Evaluating an in-school zoo education programme: an analysis of attitudes and learning
Evaluation of zoo education
Keywords:Zoo, Education, Conservation, Outreach, School, Learning
In 2020 the Convention on Biological Diversity will deliver the post-2020 global biodiversity framework. The promotion of conservation and biodiversity knowledge will form at least one of the targets set out in this framework. According to the World Association of Zoos and Aquariums (WAZA) zoos and aquariums receive around 700 million annual visits, making them well placed to contribute towards these targets.
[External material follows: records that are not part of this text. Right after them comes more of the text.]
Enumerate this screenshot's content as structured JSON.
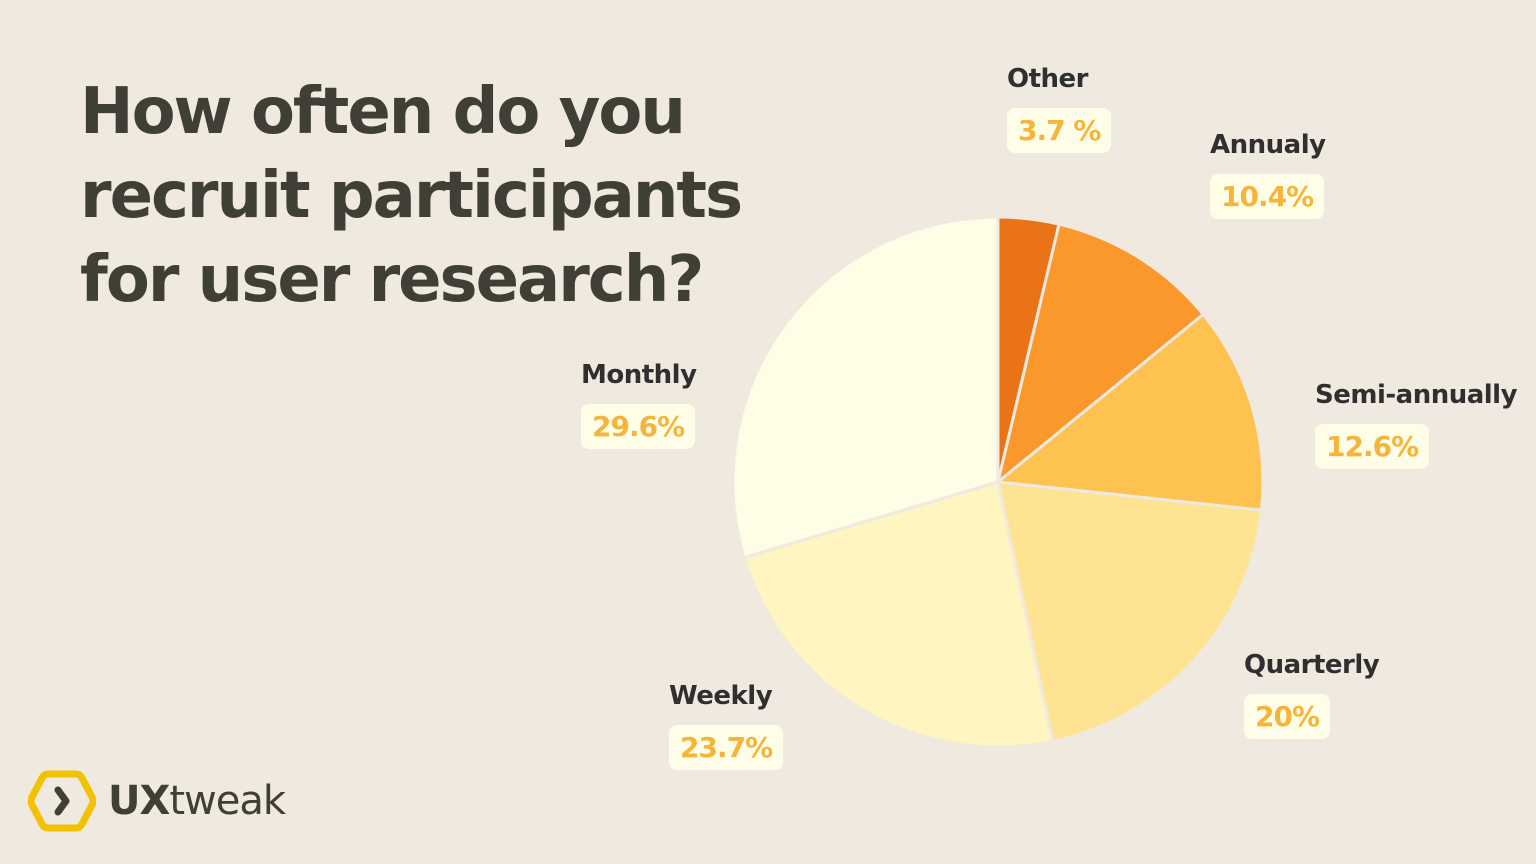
{
  "title": {
    "lines": [
      "How often do you",
      "recruit participants",
      "for user research?"
    ]
  },
  "chart_data": {
    "type": "pie",
    "title": "How often do you recruit participants for user research?",
    "start_angle": "12 o'clock, clockwise",
    "categories": [
      "Other",
      "Annualy",
      "Semi-annually",
      "Quarterly",
      "Weekly",
      "Monthly"
    ],
    "values": [
      3.7,
      10.4,
      12.6,
      20,
      23.7,
      29.6
    ],
    "value_labels": [
      "3.7 %",
      "10.4%",
      "12.6%",
      "20%",
      "23.7%",
      "29.6%"
    ],
    "colors": [
      "#EB7317",
      "#FB982B",
      "#FEC250",
      "#FEE392",
      "#FEF5C0",
      "#FEFEE6"
    ],
    "legend": "none (direct labels)"
  },
  "labels": {
    "other": {
      "name": "Other",
      "value": "3.7 %"
    },
    "annualy": {
      "name": "Annualy",
      "value": "10.4%"
    },
    "semi": {
      "name": "Semi-annually",
      "value": "12.6%"
    },
    "quarterly": {
      "name": "Quarterly",
      "value": "20%"
    },
    "weekly": {
      "name": "Weekly",
      "value": "23.7%"
    },
    "monthly": {
      "name": "Monthly",
      "value": "29.6%"
    }
  },
  "brand": {
    "name_bold": "UX",
    "name_light": "tweak",
    "logo_icon": "hexagon-chevron-icon",
    "accent": "#F2C200"
  }
}
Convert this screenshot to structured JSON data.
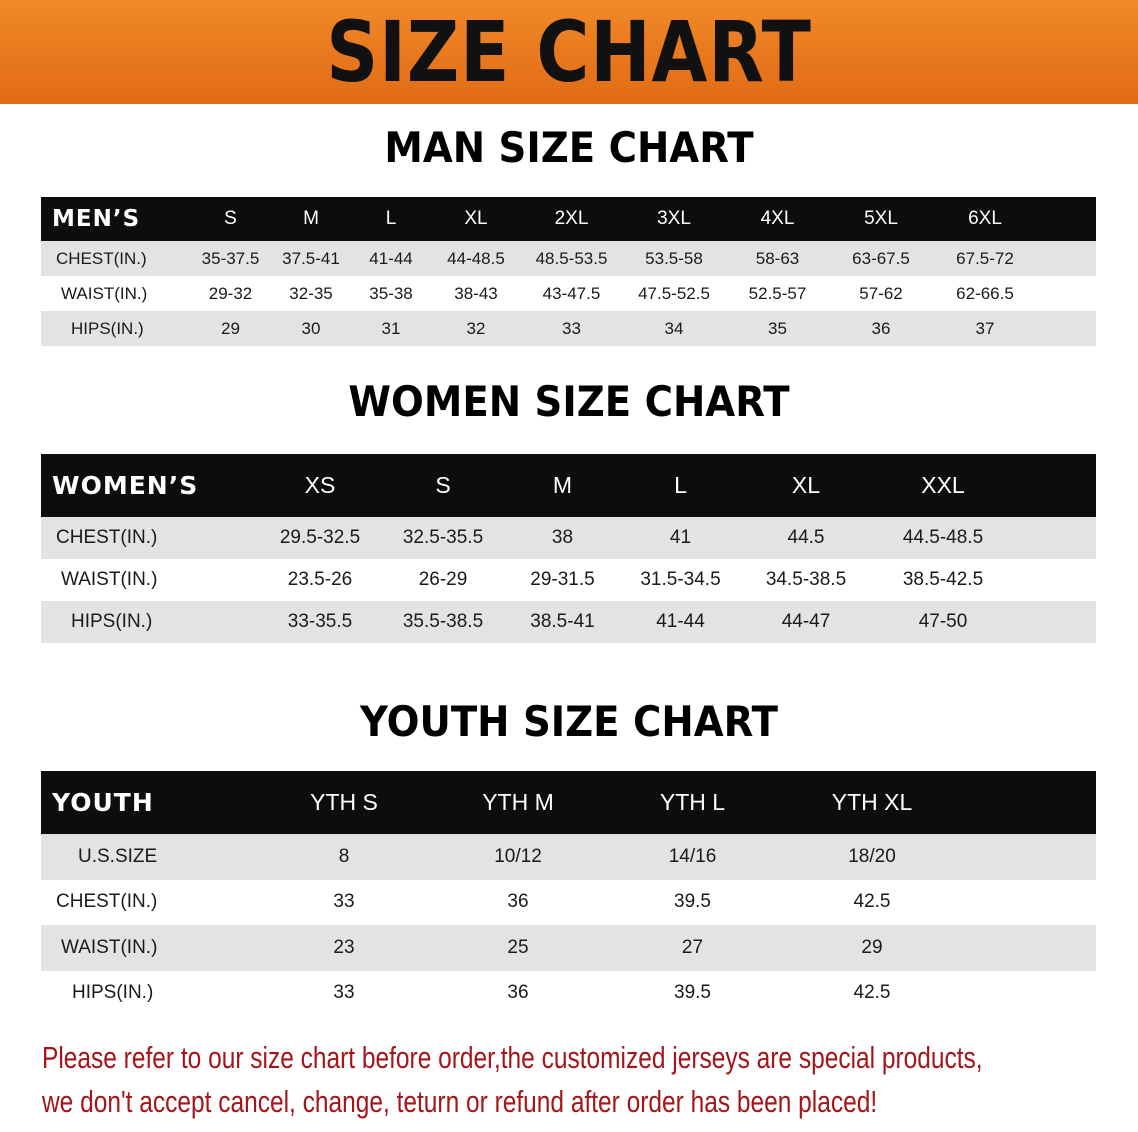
{
  "banner": {
    "title": "SIZE CHART",
    "color": "#e8761c"
  },
  "men": {
    "title": "MAN SIZE CHART",
    "header": [
      "MEN’S",
      "S",
      "M",
      "L",
      "XL",
      "2XL",
      "3XL",
      "4XL",
      "5XL",
      "6XL"
    ],
    "rows": [
      [
        "CHEST(IN.)",
        "35-37.5",
        "37.5-41",
        "41-44",
        "44-48.5",
        "48.5-53.5",
        "53.5-58",
        "58-63",
        "63-67.5",
        "67.5-72"
      ],
      [
        "WAIST(IN.)",
        "29-32",
        "32-35",
        "35-38",
        "38-43",
        "43-47.5",
        "47.5-52.5",
        "52.5-57",
        "57-62",
        "62-66.5"
      ],
      [
        "HIPS(IN.)",
        "29",
        "30",
        "31",
        "32",
        "33",
        "34",
        "35",
        "36",
        "37"
      ]
    ]
  },
  "women": {
    "title": "WOMEN SIZE CHART",
    "header": [
      "WOMEN’S",
      "XS",
      "S",
      "M",
      "L",
      "XL",
      "XXL"
    ],
    "rows": [
      [
        "CHEST(IN.)",
        "29.5-32.5",
        "32.5-35.5",
        "38",
        "41",
        "44.5",
        "44.5-48.5"
      ],
      [
        "WAIST(IN.)",
        "23.5-26",
        "26-29",
        "29-31.5",
        "31.5-34.5",
        "34.5-38.5",
        "38.5-42.5"
      ],
      [
        "HIPS(IN.)",
        "33-35.5",
        "35.5-38.5",
        "38.5-41",
        "41-44",
        "44-47",
        "47-50"
      ]
    ]
  },
  "youth": {
    "title": "YOUTH SIZE CHART",
    "header": [
      "YOUTH",
      "YTH S",
      "YTH M",
      "YTH L",
      "YTH XL"
    ],
    "rows": [
      [
        "U.S.SIZE",
        "8",
        "10/12",
        "14/16",
        "18/20"
      ],
      [
        "CHEST(IN.)",
        "33",
        "36",
        "39.5",
        "42.5"
      ],
      [
        "WAIST(IN.)",
        "23",
        "25",
        "27",
        "29"
      ],
      [
        "HIPS(IN.)",
        "33",
        "36",
        "39.5",
        "42.5"
      ]
    ]
  },
  "footer": {
    "line1": "Please refer to our size chart before order,the customized jerseys are special products,",
    "line2": "we don't accept cancel, change, teturn or refund after order has been placed!",
    "color": "#a3161a"
  }
}
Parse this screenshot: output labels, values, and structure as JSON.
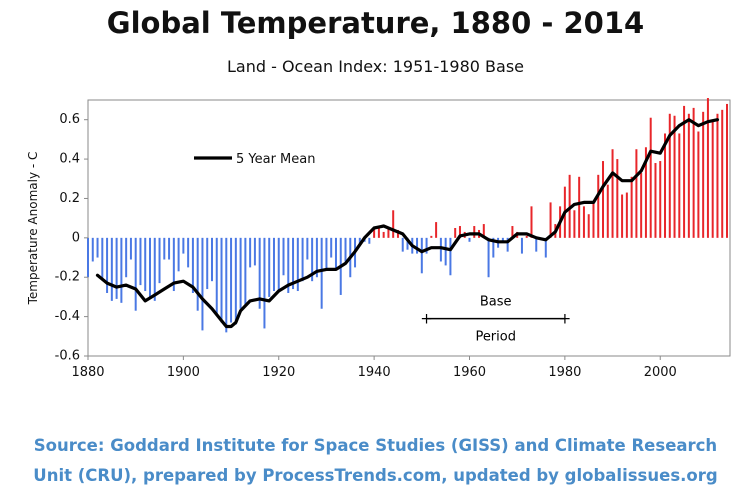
{
  "chart_data": {
    "type": "bar",
    "title": "Global Temperature, 1880 - 2014",
    "subtitle": "Land - Ocean Index: 1951-1980 Base",
    "ylabel": "Temperature Anomaly - C",
    "xlabel": "",
    "xlim": [
      1880,
      2014
    ],
    "ylim": [
      -0.6,
      0.7
    ],
    "x_ticks": [
      1880,
      1900,
      1920,
      1940,
      1960,
      1980,
      2000
    ],
    "y_ticks": [
      -0.6,
      -0.4,
      -0.2,
      0,
      0.2,
      0.4,
      0.6
    ],
    "y_tick_labels": [
      "-0.6",
      "-0.4",
      "-0.2",
      "0",
      "0.2",
      "0.4",
      "0.6"
    ],
    "grid": false,
    "legend": {
      "placement": "top-left",
      "entries": [
        "5 Year Mean"
      ]
    },
    "colors": {
      "positive": "#e8262a",
      "negative": "#4a78e4",
      "mean_line": "#000000"
    },
    "annual_anomaly": {
      "years": [
        1880,
        1881,
        1882,
        1883,
        1884,
        1885,
        1886,
        1887,
        1888,
        1889,
        1890,
        1891,
        1892,
        1893,
        1894,
        1895,
        1896,
        1897,
        1898,
        1899,
        1900,
        1901,
        1902,
        1903,
        1904,
        1905,
        1906,
        1907,
        1908,
        1909,
        1910,
        1911,
        1912,
        1913,
        1914,
        1915,
        1916,
        1917,
        1918,
        1919,
        1920,
        1921,
        1922,
        1923,
        1924,
        1925,
        1926,
        1927,
        1928,
        1929,
        1930,
        1931,
        1932,
        1933,
        1934,
        1935,
        1936,
        1937,
        1938,
        1939,
        1940,
        1941,
        1942,
        1943,
        1944,
        1945,
        1946,
        1947,
        1948,
        1949,
        1950,
        1951,
        1952,
        1953,
        1954,
        1955,
        1956,
        1957,
        1958,
        1959,
        1960,
        1961,
        1962,
        1963,
        1964,
        1965,
        1966,
        1967,
        1968,
        1969,
        1970,
        1971,
        1972,
        1973,
        1974,
        1975,
        1976,
        1977,
        1978,
        1979,
        1980,
        1981,
        1982,
        1983,
        1984,
        1985,
        1986,
        1987,
        1988,
        1989,
        1990,
        1991,
        1992,
        1993,
        1994,
        1995,
        1996,
        1997,
        1998,
        1999,
        2000,
        2001,
        2002,
        2003,
        2004,
        2005,
        2006,
        2007,
        2008,
        2009,
        2010,
        2011,
        2012,
        2013,
        2014
      ],
      "values": [
        -0.2,
        -0.12,
        -0.1,
        -0.21,
        -0.28,
        -0.32,
        -0.31,
        -0.33,
        -0.2,
        -0.11,
        -0.37,
        -0.24,
        -0.27,
        -0.31,
        -0.32,
        -0.23,
        -0.11,
        -0.11,
        -0.27,
        -0.17,
        -0.08,
        -0.15,
        -0.28,
        -0.37,
        -0.47,
        -0.26,
        -0.22,
        -0.39,
        -0.43,
        -0.48,
        -0.43,
        -0.44,
        -0.36,
        -0.34,
        -0.15,
        -0.14,
        -0.36,
        -0.46,
        -0.3,
        -0.27,
        -0.27,
        -0.19,
        -0.28,
        -0.26,
        -0.27,
        -0.22,
        -0.11,
        -0.22,
        -0.2,
        -0.36,
        -0.16,
        -0.1,
        -0.16,
        -0.29,
        -0.12,
        -0.2,
        -0.15,
        -0.03,
        -0.02,
        -0.03,
        0.05,
        0.06,
        0.03,
        0.05,
        0.14,
        0.04,
        -0.07,
        -0.06,
        -0.08,
        -0.08,
        -0.18,
        -0.08,
        0.01,
        0.08,
        -0.12,
        -0.14,
        -0.19,
        0.05,
        0.06,
        0.03,
        -0.02,
        0.06,
        0.04,
        0.07,
        -0.2,
        -0.1,
        -0.05,
        -0.02,
        -0.07,
        0.06,
        0.03,
        -0.08,
        0.01,
        0.16,
        -0.07,
        -0.01,
        -0.1,
        0.18,
        0.07,
        0.16,
        0.26,
        0.32,
        0.14,
        0.31,
        0.16,
        0.12,
        0.18,
        0.32,
        0.39,
        0.27,
        0.45,
        0.4,
        0.22,
        0.23,
        0.31,
        0.45,
        0.33,
        0.46,
        0.61,
        0.38,
        0.39,
        0.53,
        0.63,
        0.62,
        0.53,
        0.67,
        0.63,
        0.66,
        0.54,
        0.64,
        0.71,
        0.6,
        0.63,
        0.65,
        0.68
      ]
    },
    "five_year_mean": {
      "years": [
        1882,
        1884,
        1886,
        1888,
        1890,
        1892,
        1894,
        1896,
        1898,
        1900,
        1902,
        1904,
        1906,
        1908,
        1909,
        1910,
        1911,
        1912,
        1914,
        1916,
        1918,
        1920,
        1922,
        1924,
        1926,
        1928,
        1930,
        1932,
        1934,
        1936,
        1938,
        1940,
        1942,
        1944,
        1946,
        1948,
        1950,
        1952,
        1954,
        1956,
        1958,
        1960,
        1962,
        1964,
        1966,
        1968,
        1970,
        1972,
        1974,
        1976,
        1978,
        1980,
        1982,
        1984,
        1986,
        1988,
        1990,
        1992,
        1994,
        1996,
        1998,
        2000,
        2002,
        2004,
        2006,
        2008,
        2010,
        2012
      ],
      "values": [
        -0.19,
        -0.23,
        -0.25,
        -0.24,
        -0.26,
        -0.32,
        -0.29,
        -0.26,
        -0.23,
        -0.22,
        -0.25,
        -0.31,
        -0.36,
        -0.42,
        -0.45,
        -0.45,
        -0.43,
        -0.37,
        -0.32,
        -0.31,
        -0.32,
        -0.27,
        -0.24,
        -0.22,
        -0.2,
        -0.17,
        -0.16,
        -0.16,
        -0.13,
        -0.07,
        0,
        0.05,
        0.06,
        0.04,
        0.02,
        -0.04,
        -0.07,
        -0.05,
        -0.05,
        -0.06,
        0.01,
        0.02,
        0.02,
        -0.01,
        -0.02,
        -0.02,
        0.02,
        0.02,
        0,
        -0.01,
        0.03,
        0.13,
        0.17,
        0.18,
        0.18,
        0.26,
        0.33,
        0.29,
        0.29,
        0.34,
        0.44,
        0.43,
        0.52,
        0.57,
        0.6,
        0.57,
        0.59,
        0.6
      ]
    },
    "annotations": [
      {
        "text_top": "Base",
        "text_bottom": "Period",
        "x_start": 1951,
        "x_end": 1980,
        "y": -0.41
      }
    ]
  },
  "source": {
    "line1": "Source: Goddard Institute for Space Studies (GISS) and Climate Research",
    "line2": "Unit (CRU), prepared by ProcessTrends.com, updated by globalissues.org"
  }
}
The scope of the field of zoo and aquarium education research has greatly increased over recent years demonstrating the educational value of visits. This study evaluated the impact of an in-school repeat-engagement zoo education programme provided by the Safari Rangers of Chester Zoo, UK. A pre- and post-programme survey design was used to measure conservation understanding, knowledge of pro-conservation behaviours and conservation attitudes. In total, 445 students from seven participating schools were surveyed. The results show an increase in both conservation understanding and in knowledge of pro-conservation behaviour between the pre- and post-programme surveys. Participating students showed an aggregate increase of 60.5% in their conservation understanding, and a 24% increase in their knowledge of pro-conservation behaviours. Those surveyed also demonstrated a positive change in attitude towards conservation self-efficacy. This study demonstrates that repeat-engagement in-school zoo-education programmes can successfully deliver desired learning outcomes, adding to the body of evidence that demonstrates the valuable role that zoos can play in raising the level of conservation knowledge amongst school-aged children.